Ce dispositif est pertinent pour un très faible pourcentage de la population et inadapté à la majorité des citoyens. Cela entretient une ségrégation sociale: on forme des capitaines et des premiers de corvée. Un des problèmes déterminants est que les personnes qui sont au pouvoir, notamment celles qui s’occupent des systèmes scolaires, ont parfaitement adhéré à ce moule et en sont même redevables pour leur carrière. Elles sont donc moins à même de le critiquer.
La question socioécologique révèle son caractère imprévisible, voire impensable, comme à Valence dernièrement. Cette quête effrénée de performance est profondément inadaptée et devient même dangereuse. Nous allons devoir être plus souples et plus robustes à mesure que les fluctuations augmentent.

Éduquer: Comment sortir l’enseignement de la performance?
O. H.:
La performance, c’est la somme de l’efficacité et de l’efficience. C'est cette logique qui nous pousse à toujours viser le plus de résultats avec le moins de moyens possible. Paradoxalement, une performance optimisée dans le présent tend à se révéler moins bénéfique pour l’avenir et le long terme. Aujourd'hui, notre culte pour la performance dégrade irréversiblement notre environnement. C’est ce que nous, systémiciens, appelons «le piège de l’efficacité»: à court terme, la performance peut apporter une solution, mais elle nous canalise aussi dans une voie toujours plus étroite, et donc toujours plus difficile à dévier. On peut citer l’arrivée massive du numérique et de l’intelligence artificielle qui nous permet d’augmenter les performances dans de nombreux secteurs, mais qui devient également une béquille aussi indispensable que fragile.
L’idéologie de la performance repose sur une vision réductionniste, où efficacité et efficience se concentrent exclusivement sur un objectif unique à la fois. Cet adage zen le résume très clairement: «Celui qui a atteint son objectif a manqué tous les autres». Pour répondre au premier enjeu du siècle, un monde toujours plus fluctuant, l’injonction de performance n’est plus adaptée. Nous allons devoir former des citoyens prêts à ouvrir d’autres chemins. Il faut donc d’abord libérer l’école de la logique de la performance. Pour cela, il est essentiel d’opérer une transition vers une «école de la coopération».

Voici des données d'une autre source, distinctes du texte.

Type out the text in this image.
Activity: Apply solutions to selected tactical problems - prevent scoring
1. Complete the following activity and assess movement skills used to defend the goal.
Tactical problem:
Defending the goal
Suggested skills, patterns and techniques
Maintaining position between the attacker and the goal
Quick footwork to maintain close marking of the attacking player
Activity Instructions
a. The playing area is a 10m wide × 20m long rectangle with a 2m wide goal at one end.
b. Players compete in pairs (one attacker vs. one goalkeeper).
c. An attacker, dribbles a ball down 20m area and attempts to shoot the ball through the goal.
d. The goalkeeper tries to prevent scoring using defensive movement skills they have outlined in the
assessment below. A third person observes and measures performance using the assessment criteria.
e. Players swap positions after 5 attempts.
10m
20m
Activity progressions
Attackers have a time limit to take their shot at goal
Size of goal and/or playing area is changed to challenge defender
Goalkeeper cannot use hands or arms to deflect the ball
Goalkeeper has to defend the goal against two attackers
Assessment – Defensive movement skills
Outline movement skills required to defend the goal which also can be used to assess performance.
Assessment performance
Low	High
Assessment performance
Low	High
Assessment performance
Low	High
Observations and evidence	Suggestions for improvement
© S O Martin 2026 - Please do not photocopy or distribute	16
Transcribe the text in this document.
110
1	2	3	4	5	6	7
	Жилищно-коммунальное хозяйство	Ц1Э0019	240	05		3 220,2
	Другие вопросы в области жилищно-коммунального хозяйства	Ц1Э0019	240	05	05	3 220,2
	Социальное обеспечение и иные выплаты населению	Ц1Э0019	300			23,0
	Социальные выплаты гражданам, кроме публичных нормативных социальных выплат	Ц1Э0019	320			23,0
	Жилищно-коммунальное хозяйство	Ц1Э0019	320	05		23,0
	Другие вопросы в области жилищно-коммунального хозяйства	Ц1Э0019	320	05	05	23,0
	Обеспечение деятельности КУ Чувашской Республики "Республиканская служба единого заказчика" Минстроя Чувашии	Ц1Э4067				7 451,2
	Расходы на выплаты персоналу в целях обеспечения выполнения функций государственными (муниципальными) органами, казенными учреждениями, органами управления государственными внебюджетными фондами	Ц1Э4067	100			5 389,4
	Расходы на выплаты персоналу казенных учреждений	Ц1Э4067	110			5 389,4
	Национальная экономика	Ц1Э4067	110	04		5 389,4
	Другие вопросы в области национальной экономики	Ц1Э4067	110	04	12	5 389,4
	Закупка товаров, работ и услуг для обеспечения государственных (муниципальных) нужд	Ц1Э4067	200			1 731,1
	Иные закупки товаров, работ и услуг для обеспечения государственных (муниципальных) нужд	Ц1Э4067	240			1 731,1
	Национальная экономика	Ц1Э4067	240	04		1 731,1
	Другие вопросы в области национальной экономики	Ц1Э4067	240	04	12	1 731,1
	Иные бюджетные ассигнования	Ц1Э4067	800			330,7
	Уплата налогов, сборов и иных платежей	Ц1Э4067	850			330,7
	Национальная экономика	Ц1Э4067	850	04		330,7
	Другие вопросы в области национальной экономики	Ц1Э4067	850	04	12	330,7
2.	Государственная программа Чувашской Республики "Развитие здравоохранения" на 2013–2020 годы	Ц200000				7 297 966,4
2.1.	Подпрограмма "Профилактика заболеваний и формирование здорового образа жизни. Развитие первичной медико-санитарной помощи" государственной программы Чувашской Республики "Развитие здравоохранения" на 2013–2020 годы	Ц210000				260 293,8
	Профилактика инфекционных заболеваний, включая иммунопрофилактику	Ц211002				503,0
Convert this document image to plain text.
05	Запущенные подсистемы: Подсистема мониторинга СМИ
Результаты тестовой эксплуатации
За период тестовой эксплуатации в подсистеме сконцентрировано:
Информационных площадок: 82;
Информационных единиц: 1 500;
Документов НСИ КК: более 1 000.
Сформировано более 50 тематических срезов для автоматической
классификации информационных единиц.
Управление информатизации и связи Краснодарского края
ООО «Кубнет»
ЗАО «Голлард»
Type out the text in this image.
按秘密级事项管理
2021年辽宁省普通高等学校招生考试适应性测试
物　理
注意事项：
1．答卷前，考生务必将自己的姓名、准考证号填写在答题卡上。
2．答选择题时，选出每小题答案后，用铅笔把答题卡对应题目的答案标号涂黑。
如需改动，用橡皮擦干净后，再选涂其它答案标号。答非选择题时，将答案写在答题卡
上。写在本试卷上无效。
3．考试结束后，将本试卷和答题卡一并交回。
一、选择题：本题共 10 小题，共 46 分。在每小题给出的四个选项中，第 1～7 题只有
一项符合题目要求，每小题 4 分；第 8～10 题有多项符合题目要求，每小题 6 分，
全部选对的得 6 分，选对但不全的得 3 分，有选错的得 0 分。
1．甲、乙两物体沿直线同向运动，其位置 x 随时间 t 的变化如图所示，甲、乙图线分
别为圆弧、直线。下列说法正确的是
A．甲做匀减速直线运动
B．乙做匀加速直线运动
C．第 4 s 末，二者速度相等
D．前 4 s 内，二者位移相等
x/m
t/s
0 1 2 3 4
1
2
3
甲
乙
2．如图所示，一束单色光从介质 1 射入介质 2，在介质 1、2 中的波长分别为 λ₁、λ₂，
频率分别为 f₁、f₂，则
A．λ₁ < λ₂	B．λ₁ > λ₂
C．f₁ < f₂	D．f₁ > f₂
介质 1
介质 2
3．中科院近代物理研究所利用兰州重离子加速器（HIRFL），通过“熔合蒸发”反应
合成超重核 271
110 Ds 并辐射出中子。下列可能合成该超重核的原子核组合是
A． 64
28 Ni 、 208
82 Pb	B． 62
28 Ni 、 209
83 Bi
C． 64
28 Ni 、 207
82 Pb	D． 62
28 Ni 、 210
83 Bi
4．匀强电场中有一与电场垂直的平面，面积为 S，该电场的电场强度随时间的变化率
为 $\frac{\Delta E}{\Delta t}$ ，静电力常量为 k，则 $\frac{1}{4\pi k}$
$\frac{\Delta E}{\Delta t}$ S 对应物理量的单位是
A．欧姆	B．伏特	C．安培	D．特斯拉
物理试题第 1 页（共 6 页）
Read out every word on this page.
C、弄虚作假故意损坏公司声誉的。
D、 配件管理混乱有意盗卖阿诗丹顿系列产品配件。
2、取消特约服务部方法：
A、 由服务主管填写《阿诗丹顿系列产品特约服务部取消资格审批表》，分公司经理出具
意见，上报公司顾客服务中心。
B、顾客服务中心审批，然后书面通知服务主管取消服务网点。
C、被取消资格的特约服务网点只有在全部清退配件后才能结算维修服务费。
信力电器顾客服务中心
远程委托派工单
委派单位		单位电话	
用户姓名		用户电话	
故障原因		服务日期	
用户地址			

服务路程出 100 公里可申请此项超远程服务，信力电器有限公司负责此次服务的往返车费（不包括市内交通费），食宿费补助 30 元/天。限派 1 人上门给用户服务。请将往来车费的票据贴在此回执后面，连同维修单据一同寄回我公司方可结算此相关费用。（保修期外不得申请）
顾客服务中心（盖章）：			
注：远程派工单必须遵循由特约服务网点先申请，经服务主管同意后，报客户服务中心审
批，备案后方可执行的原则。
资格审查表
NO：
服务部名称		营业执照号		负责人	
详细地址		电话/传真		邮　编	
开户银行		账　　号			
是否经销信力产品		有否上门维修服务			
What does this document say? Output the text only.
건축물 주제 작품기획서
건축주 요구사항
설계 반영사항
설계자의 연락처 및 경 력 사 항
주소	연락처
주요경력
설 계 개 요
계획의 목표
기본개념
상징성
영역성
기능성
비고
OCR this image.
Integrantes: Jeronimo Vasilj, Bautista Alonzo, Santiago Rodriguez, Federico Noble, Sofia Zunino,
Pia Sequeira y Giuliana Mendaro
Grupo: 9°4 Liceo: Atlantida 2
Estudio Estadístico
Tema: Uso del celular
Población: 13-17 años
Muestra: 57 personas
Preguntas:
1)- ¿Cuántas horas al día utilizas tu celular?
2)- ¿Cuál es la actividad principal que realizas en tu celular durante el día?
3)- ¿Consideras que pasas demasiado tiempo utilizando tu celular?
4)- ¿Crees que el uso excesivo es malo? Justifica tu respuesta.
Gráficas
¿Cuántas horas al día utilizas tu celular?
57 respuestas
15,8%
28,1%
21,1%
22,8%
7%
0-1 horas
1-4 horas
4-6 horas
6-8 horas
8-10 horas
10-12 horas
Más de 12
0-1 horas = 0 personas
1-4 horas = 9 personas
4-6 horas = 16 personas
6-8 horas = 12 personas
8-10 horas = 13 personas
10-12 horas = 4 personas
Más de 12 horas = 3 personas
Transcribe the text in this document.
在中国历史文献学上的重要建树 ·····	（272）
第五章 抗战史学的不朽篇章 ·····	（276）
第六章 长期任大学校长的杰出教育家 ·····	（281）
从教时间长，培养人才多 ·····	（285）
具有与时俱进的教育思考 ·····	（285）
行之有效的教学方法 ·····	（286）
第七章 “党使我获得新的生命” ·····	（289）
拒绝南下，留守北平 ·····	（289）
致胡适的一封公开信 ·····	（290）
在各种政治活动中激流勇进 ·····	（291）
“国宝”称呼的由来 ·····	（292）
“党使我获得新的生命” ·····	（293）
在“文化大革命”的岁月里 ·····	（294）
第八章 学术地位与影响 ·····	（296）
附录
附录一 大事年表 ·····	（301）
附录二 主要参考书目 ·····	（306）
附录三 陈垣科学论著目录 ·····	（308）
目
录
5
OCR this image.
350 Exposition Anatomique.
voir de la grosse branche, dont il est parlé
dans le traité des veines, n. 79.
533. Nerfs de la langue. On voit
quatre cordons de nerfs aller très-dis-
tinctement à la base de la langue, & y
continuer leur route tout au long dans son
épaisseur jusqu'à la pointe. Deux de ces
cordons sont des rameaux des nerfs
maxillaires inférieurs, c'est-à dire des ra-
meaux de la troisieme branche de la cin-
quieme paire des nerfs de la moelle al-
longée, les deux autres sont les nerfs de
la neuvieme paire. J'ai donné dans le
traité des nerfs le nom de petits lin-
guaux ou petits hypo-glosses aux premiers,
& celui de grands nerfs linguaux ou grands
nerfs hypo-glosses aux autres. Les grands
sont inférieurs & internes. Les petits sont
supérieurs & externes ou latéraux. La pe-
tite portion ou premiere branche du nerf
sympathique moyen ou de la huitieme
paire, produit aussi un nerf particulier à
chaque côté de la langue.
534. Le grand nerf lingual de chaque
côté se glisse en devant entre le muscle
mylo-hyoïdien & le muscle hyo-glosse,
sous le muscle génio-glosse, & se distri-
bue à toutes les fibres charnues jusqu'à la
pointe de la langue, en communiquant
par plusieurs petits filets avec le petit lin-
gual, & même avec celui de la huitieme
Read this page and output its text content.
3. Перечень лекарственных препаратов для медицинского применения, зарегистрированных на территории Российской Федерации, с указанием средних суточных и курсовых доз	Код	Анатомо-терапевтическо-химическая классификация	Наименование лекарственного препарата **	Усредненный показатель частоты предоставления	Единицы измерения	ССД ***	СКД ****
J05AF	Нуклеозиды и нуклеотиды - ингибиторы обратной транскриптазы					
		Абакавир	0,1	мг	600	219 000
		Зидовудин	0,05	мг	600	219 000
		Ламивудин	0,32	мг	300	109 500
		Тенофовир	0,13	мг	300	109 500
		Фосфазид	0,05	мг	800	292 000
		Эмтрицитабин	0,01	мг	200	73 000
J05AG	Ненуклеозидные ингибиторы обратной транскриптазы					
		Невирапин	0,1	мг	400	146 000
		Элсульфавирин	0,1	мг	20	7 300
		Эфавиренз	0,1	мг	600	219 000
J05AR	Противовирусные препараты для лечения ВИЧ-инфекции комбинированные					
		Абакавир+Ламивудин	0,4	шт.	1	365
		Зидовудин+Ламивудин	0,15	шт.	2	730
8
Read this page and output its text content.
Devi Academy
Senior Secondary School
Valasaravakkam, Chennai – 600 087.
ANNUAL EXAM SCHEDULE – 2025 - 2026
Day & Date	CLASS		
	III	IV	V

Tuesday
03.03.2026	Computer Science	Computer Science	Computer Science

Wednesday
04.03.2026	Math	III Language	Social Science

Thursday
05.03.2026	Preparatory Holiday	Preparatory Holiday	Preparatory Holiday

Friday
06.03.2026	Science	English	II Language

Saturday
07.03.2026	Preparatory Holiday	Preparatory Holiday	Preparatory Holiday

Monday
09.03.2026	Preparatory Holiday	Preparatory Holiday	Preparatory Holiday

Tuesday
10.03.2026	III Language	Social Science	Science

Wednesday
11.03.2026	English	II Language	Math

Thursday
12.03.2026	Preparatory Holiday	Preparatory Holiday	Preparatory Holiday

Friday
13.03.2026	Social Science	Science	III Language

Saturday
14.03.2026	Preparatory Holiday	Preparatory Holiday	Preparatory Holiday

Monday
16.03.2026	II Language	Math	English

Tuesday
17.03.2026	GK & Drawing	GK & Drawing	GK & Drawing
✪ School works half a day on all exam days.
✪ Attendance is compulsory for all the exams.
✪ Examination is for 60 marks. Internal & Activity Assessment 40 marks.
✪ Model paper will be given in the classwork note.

Éduquer: Qu’est-ce que l’école de la coopération, et en quoi se distancie-t-elle de ce que vous qualifiez d’école de la compétition?
O. H.:
L’école de la compétition suit une logique assez simple: les plus forts l’emportent, tandis que les plus faibles sont laissés de côté. Par exemple, demander de l’aide à son voisin, c’est de la triche. Le but est de dépasser les autres. À l’inverse, l’école de la coopération se définit par sa dynamique: ce n’est pas un concept théorique, mais une pratique concrète. Elle vise à former des élèves capables de travailler ensemble, en apprenant à composer avec la différence et à résoudre les conflits. La triche n’a plus de sens, puisque l’entraide est la raison d’être de l’école. On se dépasse, grâce aux autres.

Éduquer: Quels sont les fondements de cette approche?
O.H.:
La coopération suppose que l’objectif commun l’emporte sur les objectifs individuels, ce qui implique des contre-performances individuelles au service de la robustesse du groupe. L’école de la coopération repose sur trois piliers. Premièrement, la robustesse des savoirs: une pédagogie active et plus hétérogène. Bien que plus lente, ce qui y est appris reste ancré plus durablement. L’élève ne consomme pas un savoir, il le construit. Deuxièmement, la reconnaissance par le collectif: la valorisation ne passe plus par des notes ou des classements. Le culte de la performance individuelle laisse place à la joie de la transmission d’une découverte à ses camarades. Troisièmement, la formation des coopérateurs. Il s’agit de remplacer la compétition et l’individualisme par le travail en équipe, l’entraide et la découverte partagée.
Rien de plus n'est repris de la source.